Rutgers fungus expert Joan Bennett had always been a skeptic of "sick building syndrome” – the notion that the air in a building can be so toxic it makes people sick. Then the home she owned in New Orleans was flooded by Hurricane Katrina in 2005. While others would mourn their losses, Bennett got busy taking swabs of mold, intent on studying them back in New Jersey, where she and her husband had temporarily relocated. In collecting them, however, she said she immediately felt ill, despite wearing gloves, a mask and protective gear. The dizziness, headaches and nausea she experienced made her open to the possibility that small amounts of mold can harm people.
"The odor just made me feel horrible, and I thought, ‘Aha!’ Maybe there’s something in these gasses,” said Bennett, now a professor of plant biology and pathology at Rutgers. "I became a convert.”
From that research came today’s announcement she and her colleagues had located a chemical emitted by mold that gives fruit flies the symptoms of Parkinson’s disease. Bennett is now looking at the molds she collected in the aftermath of Hurricane Sandy to see what impact – if any – they might have on human health. Since there are thousands of species of mold, the ones she’s studied so far have been quite different from those she collected after Katrina, she said. Bennett received permission from FEMA to take mold samples last December and January from homes damaged by Sandy, and is now trying to identify the types of mold what they harmful chemicals, if any, they may emit.
While the Katrina mold showed up in hot weather and brackish water, Sandy’s molds grew in cold weather and salt water. They’re like nothing she’s seen before, she said. The Rutgers study exposed fruit flies to various chemicals emitted by molds. One particular mold – dubbed "mushroom alcohol” by the Japanese scientist who isolated it in the 1930s – had an immediate impact on the fruit flies, said Arati Inamdar, the researcher at Rutgers’ School of Environmental and Biological Sciences. The fruit flies displayed tremors, a slow gait, with postural imbalance and problems with locomotion – all consistent with the signs of Parkinson’s disease. "You can see all this on these flies that were exposed to this chemical,” she said. Further study showed the toxic chemical is able to block two important genes that regulate dopamine – the chemical that allows nerve cells to communicate. That finding gives doctors and pharmaceutical companies a roadmap for developing medicine to protect them.”That was really, really cool,” Inamdar said.
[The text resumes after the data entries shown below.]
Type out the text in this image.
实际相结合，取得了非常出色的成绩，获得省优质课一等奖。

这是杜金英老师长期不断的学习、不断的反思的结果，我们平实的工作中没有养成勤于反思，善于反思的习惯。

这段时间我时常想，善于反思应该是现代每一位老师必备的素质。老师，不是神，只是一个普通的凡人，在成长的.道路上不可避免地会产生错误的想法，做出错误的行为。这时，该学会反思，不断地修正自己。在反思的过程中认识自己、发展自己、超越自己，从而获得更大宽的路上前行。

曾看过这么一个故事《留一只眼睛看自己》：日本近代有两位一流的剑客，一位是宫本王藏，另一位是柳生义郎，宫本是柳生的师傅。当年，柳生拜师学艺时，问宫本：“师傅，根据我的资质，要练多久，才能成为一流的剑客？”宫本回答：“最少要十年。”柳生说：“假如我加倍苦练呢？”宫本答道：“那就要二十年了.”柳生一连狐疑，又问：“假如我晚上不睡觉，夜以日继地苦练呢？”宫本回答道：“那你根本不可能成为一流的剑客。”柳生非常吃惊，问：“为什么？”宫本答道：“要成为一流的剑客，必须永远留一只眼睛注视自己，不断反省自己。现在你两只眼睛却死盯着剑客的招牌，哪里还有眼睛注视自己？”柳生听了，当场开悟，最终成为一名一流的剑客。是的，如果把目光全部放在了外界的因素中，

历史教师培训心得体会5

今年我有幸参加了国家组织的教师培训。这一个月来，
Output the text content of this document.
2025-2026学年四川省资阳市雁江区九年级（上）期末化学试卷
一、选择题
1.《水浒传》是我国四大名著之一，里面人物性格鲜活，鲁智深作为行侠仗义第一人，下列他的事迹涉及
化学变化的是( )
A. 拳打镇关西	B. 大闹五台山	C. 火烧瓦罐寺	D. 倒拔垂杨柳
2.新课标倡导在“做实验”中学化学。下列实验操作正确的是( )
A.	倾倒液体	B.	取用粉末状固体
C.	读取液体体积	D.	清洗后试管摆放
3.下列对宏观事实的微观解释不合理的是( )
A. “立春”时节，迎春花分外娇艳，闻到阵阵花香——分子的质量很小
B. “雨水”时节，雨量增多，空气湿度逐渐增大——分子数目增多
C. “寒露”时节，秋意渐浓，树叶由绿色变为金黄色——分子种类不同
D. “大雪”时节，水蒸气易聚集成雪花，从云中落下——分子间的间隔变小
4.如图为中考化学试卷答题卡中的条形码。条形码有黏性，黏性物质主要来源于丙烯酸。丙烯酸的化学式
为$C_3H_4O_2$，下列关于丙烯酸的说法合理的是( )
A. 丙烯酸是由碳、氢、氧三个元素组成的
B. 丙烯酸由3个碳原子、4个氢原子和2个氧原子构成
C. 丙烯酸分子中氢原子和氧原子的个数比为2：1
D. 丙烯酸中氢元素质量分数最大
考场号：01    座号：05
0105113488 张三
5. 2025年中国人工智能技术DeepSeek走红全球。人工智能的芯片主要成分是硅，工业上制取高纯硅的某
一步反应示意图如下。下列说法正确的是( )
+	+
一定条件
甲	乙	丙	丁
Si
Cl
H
In their study, Inamdar said they tried to expose the fruit flies to chemicals at the level one would encounter in moldy buildings – not a super-dense dose that wouldn’t mimic any experience in the real world. Bennett said the small, trace amounts of mold people smell now and then are probably not enough to trigger the neurological damage of a hurricane-level amount of house mold. It’s only when people are continuously exposed in enclosed rooms or cellars that they might be affected. The chemical is a volatile organic compound called 1-octen-3-ol. It is also called "mushroom alcohol,” a translation from matsutake, the Japanese name for a type of mushroom. Bennett calls the vaporous compound "more toxic than industrial chemicals like benzene.”
While it’s just speculation on her part, Bennett said she thinks the fact that people universally find the smell of mold to be unpleasant is perhaps an evolutionary signal to tell us it’s dangerous.” All of us find the odor unpleasant,” she said. "Maybe it’s our noses telling us, ‘Hey, this dust isn’t good for us.”